In a recent article in the Financial Times, Clive Crook wrote about the fiscal consequences of the Bush administration. According to Crook, “With ill-designed tax cuts and reeling indiscipline on spending (partly, but not only, because of the war) the Bush Administration turned this [surplus] into a deficit.” He wrote about the “fiscal incontinence of the Bush administration” and that “Mr. Bush has done the cause of fiscal moderation grave harm.” He added this:

 

The issue is not so much that he moved the structural budget balance from surplus to deficit … but that he spared the country until further notice the effort of examining its priorities and mending its failing fiscal machinery.

Mr. Crook, often an intelligent writer, is shallow and uninformed in this analysis.

The chief reason the nation went from a surplus to a deficit — and a reason that goes wholly unmentioned by Crook — was that President Bush inherited an economy skidding toward recession (it officially began just a few months after he took office). The dot com bubble burst — and with it, so did the projected surpluses. In addition, the attacks on September 11th dealt a crippling blow to several important sectors in the economy; we lost a million jobs in around 90 days.

President Bush's tax cuts — in the short term at least — did contribute to a larger deficit. But on the other side of the ledger, tax cuts were precisely what were needed to jump-start a sluggish economy. They were well-conceived, well-timed, and led to a growing economy, the creation of more than eight million new jobs, and a dramatic, even unprecedented, increase in revenues. This helped cut the deficit to 1.2 percent of the GDP in FY07. (The FY08 deficit, which is projected to be 2.9 percent of the GDP, is the result of slower growth in the economy and the stimulus package recently passed by Congress and signed into law by the president.) That deficit will still be below or equal to deficits during the 1980s and 1990s — and by way of comparison, the deficit under President Reagan reached 6.0 percent of the GDP and 4.7 percent under President George H. W. Bush.

If President Bush's tax cuts had not been enacted into law, the economy during the last seven years would have been weaker, growth would have been slower, and therefore the deficit may well have been larger.

On spending, the Bush administration consistently reduced the growth rate of non-security domestic spending every year. The growth rate in 2001 (the last Clinton budget) was 16.6 percent; it dropped to 6.2 percent in 2002, and then, in consecutive years, 5.5 percent, 4.3 percent, 2.2 percent, and below inflation thereafter (it was the first time a president has proposed a cut in such spending since the Reagan years). Today total spending as a percentage of the GDP is below the average over the last four decades.

In addition, George W. Bush put more of his political capital on the line to reform and rein in spending on a major entitlement program (Social Security) than any other president. Bill Clinton, for example, actively worked against efforts to reform entitlements (for example, he helped derail the Medicare Commission's effort to reform that program). Bush has proposed slowing the growth in Medicare from 7.2 percent to 5 percent (Congress failed to act). And Bush's Medicare prescription-drug-benefit program, which was pricey, has at least added unprecedented competition to Medicare (thereby lowering the projected costs over ten years by an estimated 40 percent).

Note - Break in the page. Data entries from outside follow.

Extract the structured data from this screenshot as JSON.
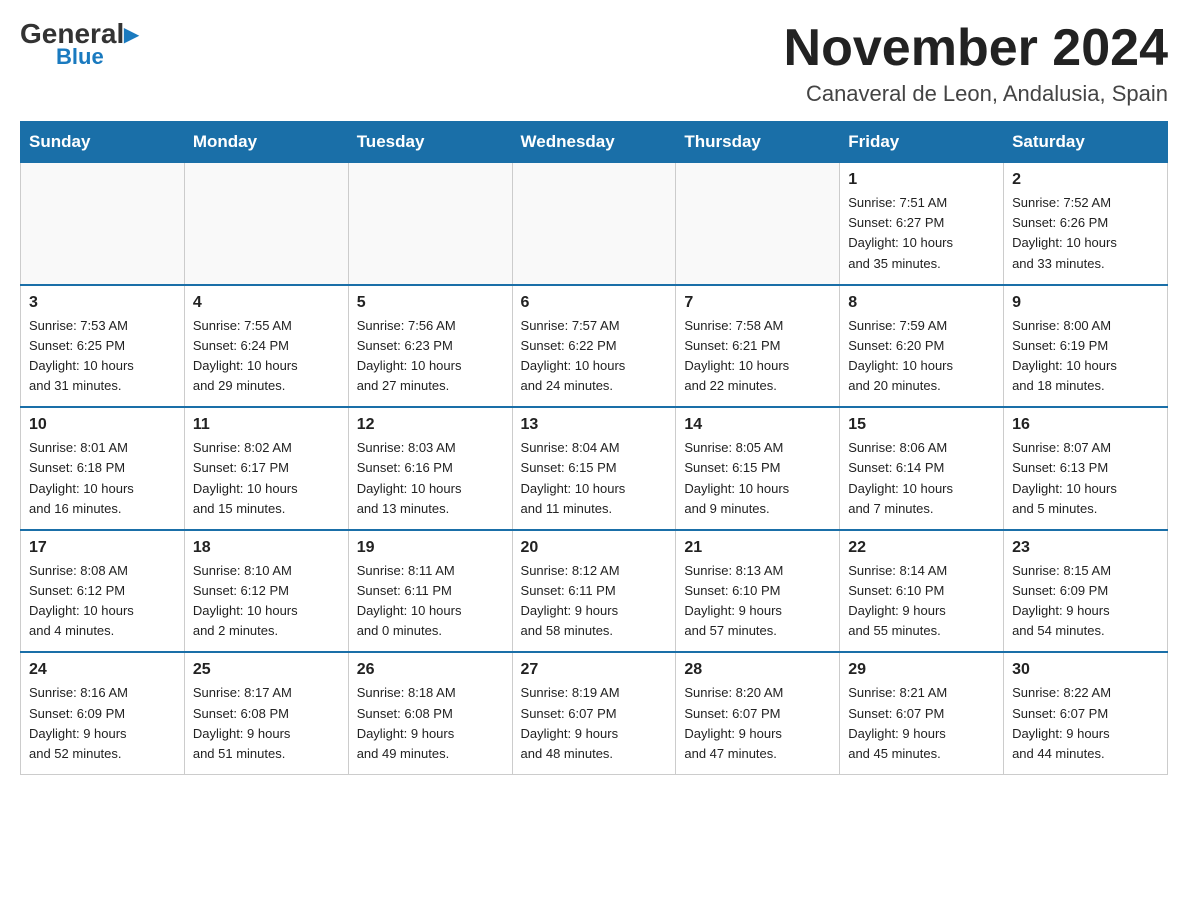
{
  "header": {
    "logo_general": "General",
    "logo_blue": "Blue",
    "month_year": "November 2024",
    "location": "Canaveral de Leon, Andalusia, Spain"
  },
  "days_of_week": [
    "Sunday",
    "Monday",
    "Tuesday",
    "Wednesday",
    "Thursday",
    "Friday",
    "Saturday"
  ],
  "weeks": [
    [
      {
        "day": "",
        "info": ""
      },
      {
        "day": "",
        "info": ""
      },
      {
        "day": "",
        "info": ""
      },
      {
        "day": "",
        "info": ""
      },
      {
        "day": "",
        "info": ""
      },
      {
        "day": "1",
        "info": "Sunrise: 7:51 AM\nSunset: 6:27 PM\nDaylight: 10 hours\nand 35 minutes."
      },
      {
        "day": "2",
        "info": "Sunrise: 7:52 AM\nSunset: 6:26 PM\nDaylight: 10 hours\nand 33 minutes."
      }
    ],
    [
      {
        "day": "3",
        "info": "Sunrise: 7:53 AM\nSunset: 6:25 PM\nDaylight: 10 hours\nand 31 minutes."
      },
      {
        "day": "4",
        "info": "Sunrise: 7:55 AM\nSunset: 6:24 PM\nDaylight: 10 hours\nand 29 minutes."
      },
      {
        "day": "5",
        "info": "Sunrise: 7:56 AM\nSunset: 6:23 PM\nDaylight: 10 hours\nand 27 minutes."
      },
      {
        "day": "6",
        "info": "Sunrise: 7:57 AM\nSunset: 6:22 PM\nDaylight: 10 hours\nand 24 minutes."
      },
      {
        "day": "7",
        "info": "Sunrise: 7:58 AM\nSunset: 6:21 PM\nDaylight: 10 hours\nand 22 minutes."
      },
      {
        "day": "8",
        "info": "Sunrise: 7:59 AM\nSunset: 6:20 PM\nDaylight: 10 hours\nand 20 minutes."
      },
      {
        "day": "9",
        "info": "Sunrise: 8:00 AM\nSunset: 6:19 PM\nDaylight: 10 hours\nand 18 minutes."
      }
    ],
    [
      {
        "day": "10",
        "info": "Sunrise: 8:01 AM\nSunset: 6:18 PM\nDaylight: 10 hours\nand 16 minutes."
      },
      {
        "day": "11",
        "info": "Sunrise: 8:02 AM\nSunset: 6:17 PM\nDaylight: 10 hours\nand 15 minutes."
      },
      {
        "day": "12",
        "info": "Sunrise: 8:03 AM\nSunset: 6:16 PM\nDaylight: 10 hours\nand 13 minutes."
      },
      {
        "day": "13",
        "info": "Sunrise: 8:04 AM\nSunset: 6:15 PM\nDaylight: 10 hours\nand 11 minutes."
      },
      {
        "day": "14",
        "info": "Sunrise: 8:05 AM\nSunset: 6:15 PM\nDaylight: 10 hours\nand 9 minutes."
      },
      {
        "day": "15",
        "info": "Sunrise: 8:06 AM\nSunset: 6:14 PM\nDaylight: 10 hours\nand 7 minutes."
      },
      {
        "day": "16",
        "info": "Sunrise: 8:07 AM\nSunset: 6:13 PM\nDaylight: 10 hours\nand 5 minutes."
      }
    ],
    [
      {
        "day": "17",
        "info": "Sunrise: 8:08 AM\nSunset: 6:12 PM\nDaylight: 10 hours\nand 4 minutes."
      },
      {
        "day": "18",
        "info": "Sunrise: 8:10 AM\nSunset: 6:12 PM\nDaylight: 10 hours\nand 2 minutes."
      },
      {
        "day": "19",
        "info": "Sunrise: 8:11 AM\nSunset: 6:11 PM\nDaylight: 10 hours\nand 0 minutes."
      },
      {
        "day": "20",
        "info": "Sunrise: 8:12 AM\nSunset: 6:11 PM\nDaylight: 9 hours\nand 58 minutes."
      },
      {
        "day": "21",
        "info": "Sunrise: 8:13 AM\nSunset: 6:10 PM\nDaylight: 9 hours\nand 57 minutes."
      },
      {
        "day": "22",
        "info": "Sunrise: 8:14 AM\nSunset: 6:10 PM\nDaylight: 9 hours\nand 55 minutes."
      },
      {
        "day": "23",
        "info": "Sunrise: 8:15 AM\nSunset: 6:09 PM\nDaylight: 9 hours\nand 54 minutes."
      }
    ],
    [
      {
        "day": "24",
        "info": "Sunrise: 8:16 AM\nSunset: 6:09 PM\nDaylight: 9 hours\nand 52 minutes."
      },
      {
        "day": "25",
        "info": "Sunrise: 8:17 AM\nSunset: 6:08 PM\nDaylight: 9 hours\nand 51 minutes."
      },
      {
        "day": "26",
        "info": "Sunrise: 8:18 AM\nSunset: 6:08 PM\nDaylight: 9 hours\nand 49 minutes."
      },
      {
        "day": "27",
        "info": "Sunrise: 8:19 AM\nSunset: 6:07 PM\nDaylight: 9 hours\nand 48 minutes."
      },
      {
        "day": "28",
        "info": "Sunrise: 8:20 AM\nSunset: 6:07 PM\nDaylight: 9 hours\nand 47 minutes."
      },
      {
        "day": "29",
        "info": "Sunrise: 8:21 AM\nSunset: 6:07 PM\nDaylight: 9 hours\nand 45 minutes."
      },
      {
        "day": "30",
        "info": "Sunrise: 8:22 AM\nSunset: 6:07 PM\nDaylight: 9 hours\nand 44 minutes."
      }
    ]
  ]
}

It's true enough that George W. Bush was not, and never ran as, a “small government conservative.” On fiscal matters, though, President Bush understood that what is needed is a dynamic, growing economy, and the restructuring of entitlement programs. As on so many other matters, as time passes the president's record will be seen in a much more favorable light, even as Crook-like critiques are empirically discredited and long forgotten.

Peter Wehner, former deputy assistant to the president, is a senior fellow at the Ethics and Public Policy Center.